Prendre tous les frais en compte 

La société de conseil EM Services souligne aussi que «la dépense due à une flotte automobile n’est plus alors qu’un élément parmi d’autres postes de dépenses dans le coût global de la mobilité. Le TCM en inclut bien d’autres: stationnement, déplacements en train ou en avion, taxis… Mais aussi toutes les dépenses corrélées au comportement du conducteur: amendes, accidents, consommation de carburant, entretien du véhicule»

L’analyse du TCM débouche ensuite sur des actions d’optimisation ou de correction. Les solutions ne manquent pas (voir encadré). Parmi elles, l’adaptation de la configuration de la flotte au plus près des besoins réels de mobilité ; Ou le travail sur l’évolution des comportements individuels des collaborateurs.

Changer les comportements, une ambition gagnante !

En effet, grâce à la télématique, aux boitiers embarqués mais aussi aux ordinateurs de bord qui suivent par exemple les opérations d’entretien, il est possible aujourd’hui de récolter de nombreuses informations sur la façon dont les conducteurs utilisent les véhicules. Les entreprises rechignent parfois à le faire. Parfois par crainte des difficultés juridiques associées au recueil de données personnelles et à la tension sociale que cela pourrait générer.
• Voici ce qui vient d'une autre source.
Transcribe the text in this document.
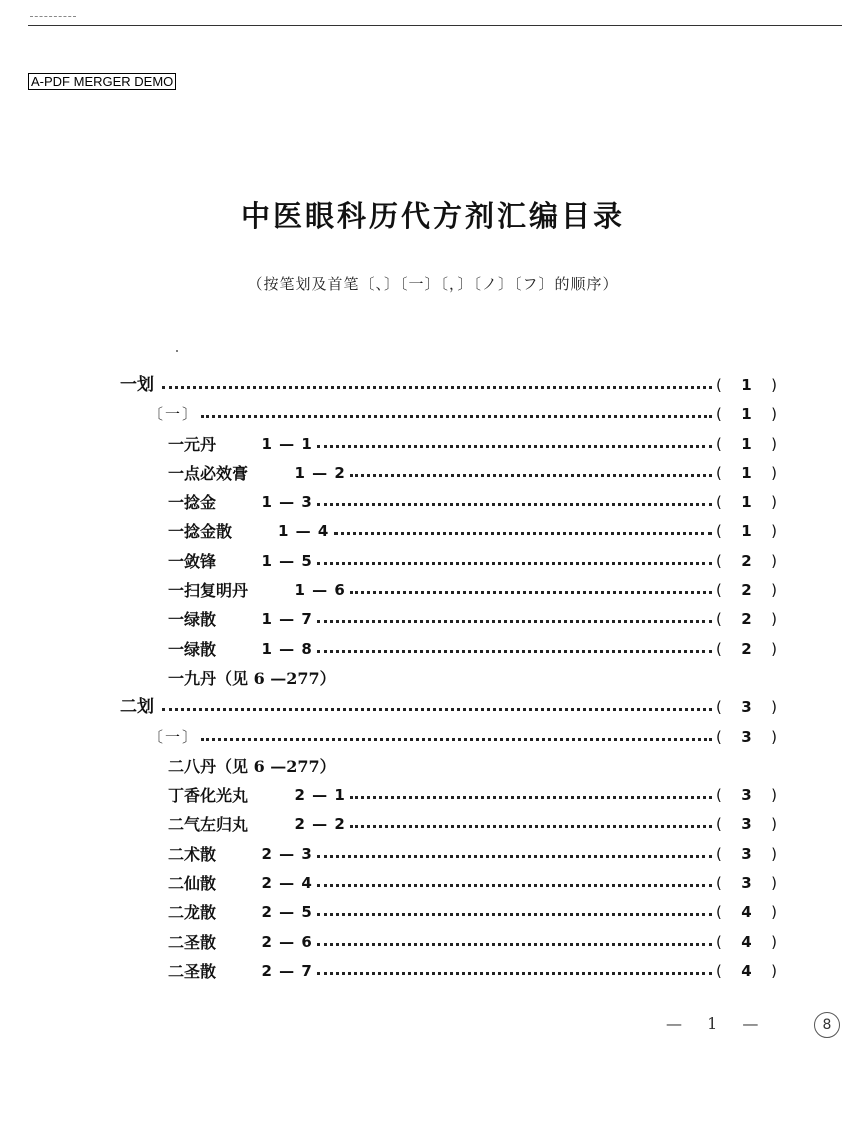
A-PDF MERGER DEMO
中医眼科历代方剂汇编目录
（按笔划及首笔〔、〕〔一〕〔，〕〔ノ〕〔フ〕的顺序）
一划	( 1 )
〔一〕	( 1 )
一元丹	1 — 1	( 1 )
一点必效膏	1 — 2	( 1 )
一捻金	1 — 3	( 1 )
一捻金散	1 — 4	( 1 )
一敛锋	1 — 5	( 2 )
一扫复明丹	1 — 6	( 2 )
一绿散	1 — 7	( 2 )
一绿散	1 — 8	( 2 )
一九丹（见 6 —277）
二划	( 3 )
〔一〕	( 3 )
二八丹（见 6 —277）
丁香化光丸	2 — 1	( 3 )
二气左归丸	2 — 2	( 3 )
二术散	2 — 3	( 3 )
二仙散	2 — 4	( 3 )
二龙散	2 — 5	( 4 )
二圣散	2 — 6	( 4 )
二圣散	2 — 7	( 4 )
— 1 —	8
Mais aussi faute d’une prise de conscience du potentiel d’économies lié à l’évolution des comportements. 

Sur le premier point, la nouvelle législation européenne concernant la protection des données personnelles (RGPD) permet désormais de recueillir des informations, moyennant certaines précautions juridiques. 

Mais c’est surtout le second point qui intéressera les gestionnaires de parc : EM Services annonce par exemple un gain de 30 euros par mois et par véhicule, rendu possible par des formations à l’éco-conduite. Les formations à la prévention des risques routiers permettraient de leur côté de réduire les accidents de 31 % en trois ans.
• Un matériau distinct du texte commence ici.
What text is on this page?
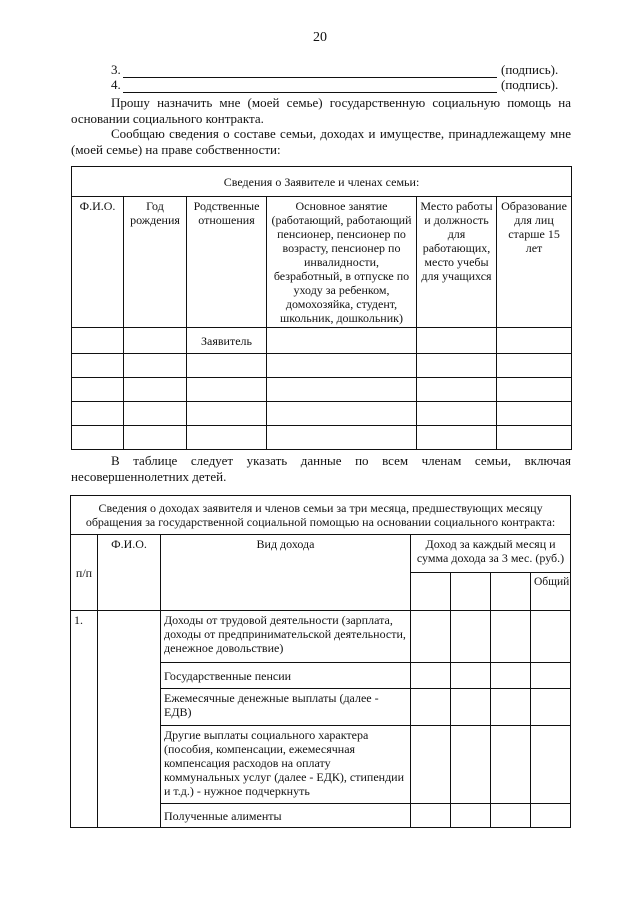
20
3.	(подпись).
4.	(подпись).
Прошу назначить мне (моей семье) государственную социальную помощь на основании социального контракта.
Сообщаю сведения о составе семьи, доходах и имуществе, принадлежащему мне (моей семье) на праве собственности:
Сведения о Заявителе и членах семьи:					
Ф.И.О.	Год рождения	Родственные отношения	Основное занятие (работающий, работающий пенсионер, пенсионер по возрасту, пенсионер по инвалидности, безработный, в отпуске по уходу за ребенком, домохозяйка, студент, школьник, дошкольник)	Место работы и должность для работающих, место учебы для учащихся	Образование для лиц старше 15 лет
		Заявитель			

В таблице следует указать данные по всем членам семьи, включая несовершеннолетних детей.
Сведения о доходах заявителя и членов семьи за три месяца, предшествующих месяцу обращения за государственной социальной помощью на основании социального контракта:						
п/п	Ф.И.О.	Вид дохода	Доход за каждый месяц и сумма дохода за 3 мес. (руб.)			
						Общий
1.		Доходы от трудовой деятельности (зарплата, доходы от предпринимательской деятельности, денежное довольствие)				
		Государственные пенсии				
		Ежемесячные денежные выплаты (далее - ЕДВ)				
		Другие выплаты социального характера (пособия, компенсации, ежемесячная компенсация расходов на оплату коммунальных услуг (далее - ЕДК), стипендии и т.д.) - нужное подчеркнуть				
		Полученные алименты				
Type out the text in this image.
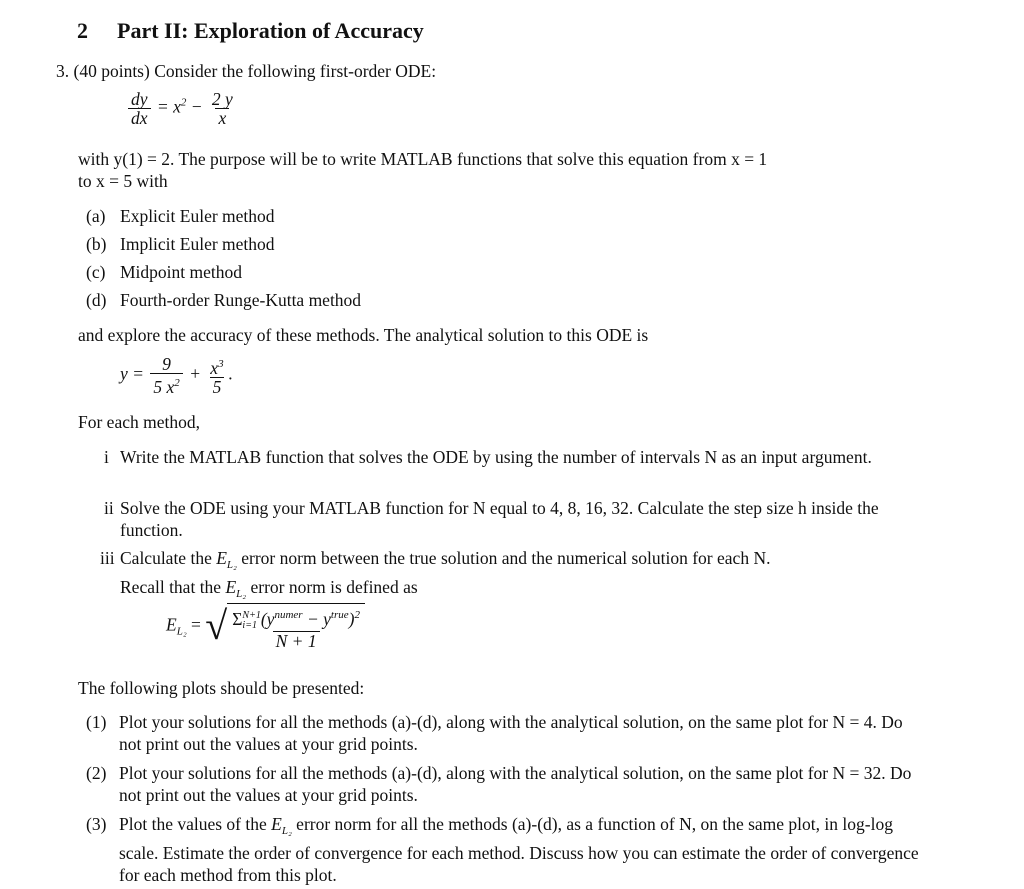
2 Part II: Exploration of Accuracy
3. (40 points) Consider the following first-order ODE:
$\frac{dy}{dx} = x^2 - \frac{2 y}{x}$
with y(1) = 2. The purpose will be to write MATLAB functions that solve this equation from x = 1
to x = 5 with
(a) Explicit Euler method
(b) Implicit Euler method
(c) Midpoint method
(d) Fourth-order Runge-Kutta method
and explore the accuracy of these methods. The analytical solution to this ODE is
$y = \frac{9}{5 x^2} + \frac{x^3}{5}$ .
For each method,
i Write the MATLAB function that solves the ODE by using the number of intervals N as an input argument.
ii Solve the ODE using your MATLAB function for N equal to 4, 8, 16, 32. Calculate the step size h inside the function.
iii Calculate the $E_{L_2}$ error norm between the true solution and the numerical solution for each N.
Recall that the $E_{L_2}$ error norm is defined as
$E_{L_2}$ = √ Σ N+1
i=1 $(y^{numer} - y^{true})^2$
N + 1
The following plots should be presented:
(1) Plot your solutions for all the methods (a)-(d), along with the analytical solution, on the same plot for N = 4. Do not print out the values at your grid points.
(2) Plot your solutions for all the methods (a)-(d), along with the analytical solution, on the same plot for N = 32. Do not print out the values at your grid points.
(3) Plot the values of the $E_{L_2}$ error norm for all the methods (a)-(d), as a function of N, on the same plot, in log-log scale. Estimate the order of convergence for each method. Discuss how you can estimate the order of convergence for each method from this plot.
Tenir compte des nouveaux moyens de mobilité

L’autre enjeu majeur est de réfléchir, avec les salariés, aux moyens d’optimiser le TCM en améliorant les solutions de mobilité mises à leur disposition. «L’éventail des pratiques s’élargit, souligne ainsi Laurent Petit, en particulier dans les grandes agglomérations bien dotées en transports en commun ».

De nouvelles solutions apparaissent aussi : par exemple les vélos à assistance électrique rencontrent aujourd’hui un réel succès et peuvent se substituer aux voitures pour les trajets de proximité ; côté services, on assiste au développement de l’autopartage et du covoiturage.
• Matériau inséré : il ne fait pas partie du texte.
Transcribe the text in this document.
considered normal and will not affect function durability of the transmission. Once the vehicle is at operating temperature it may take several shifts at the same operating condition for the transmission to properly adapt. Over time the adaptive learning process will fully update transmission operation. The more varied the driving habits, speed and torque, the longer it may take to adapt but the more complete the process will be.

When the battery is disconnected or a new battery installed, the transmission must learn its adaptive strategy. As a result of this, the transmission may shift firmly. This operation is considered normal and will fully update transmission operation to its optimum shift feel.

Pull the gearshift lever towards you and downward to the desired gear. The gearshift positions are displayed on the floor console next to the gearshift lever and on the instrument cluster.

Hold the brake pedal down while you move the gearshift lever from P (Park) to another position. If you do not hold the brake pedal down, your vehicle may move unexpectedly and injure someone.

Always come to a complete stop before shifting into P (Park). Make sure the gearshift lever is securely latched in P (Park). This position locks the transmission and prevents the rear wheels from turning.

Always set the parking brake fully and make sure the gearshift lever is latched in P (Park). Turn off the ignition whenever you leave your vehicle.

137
Le TCM devient un outil idéal pour les entreprises qui souhaitent comprendre et améliorer leurs dépenses en mettant en œuvre une politique de mobilité optimisée. Peu d’entre elles ont encore sauté le pas… «Celles qui disposent de flottes importantes ont avancé sur le sujet. Elles sont plusieurs à avoir nommé des mobility managers » poursuit Laurent Petit. Les sociétés en fort développement, avec une tension sur l’emploi et des profils de collaborateurs urbains et très diplômés, par exemple dans le secteur des services informatiques, sont également très soucieuses de leur offrir des solutions de mobilité innovantes et confortables. C’est alors un véritable élément de fidélisation. Quant aux PME, elles restent encore dans une approche plus traditionnelle basée avant tout sur l’analyse du TCO, même si la découverte progressive des coûts réels de la mobilité les amène à rechercher de nouveaux moyens pour les piloter plus finement.

Panorama des bonnes pratiques pour améliorer le TCM

  • Développer le télétravail
  • S’équiper de systèmes de visio-conférence puissants
  • Encourager le covoiturage entre collaborateurs
  • Développer la mobilité électrique, favorisée par la fiscalité et encouragée par la politique locale des grandes agglomérations
  • Adopter l’autopartage pour sa propre entreprise
  • Mettre en place des formations à l’éco-conduite
  • Sensibiliser les collaborateurs à la prévention des risques routiers
  • Optimiser les tournées pour réduire la consommation de carburant et les émissions de CO2
  • Prévoir des espaces de gardiennage et de services pour faciliter l’usage de nouveaux types de véhicules : vélos, hoverboards, trottinettes, monocycles, etc
  • Mettre en place une instance d’échanges permanents et transparents avec les collaborateurs pour recueillir leurs suggestions et expliquer les décisions de l’entreprise.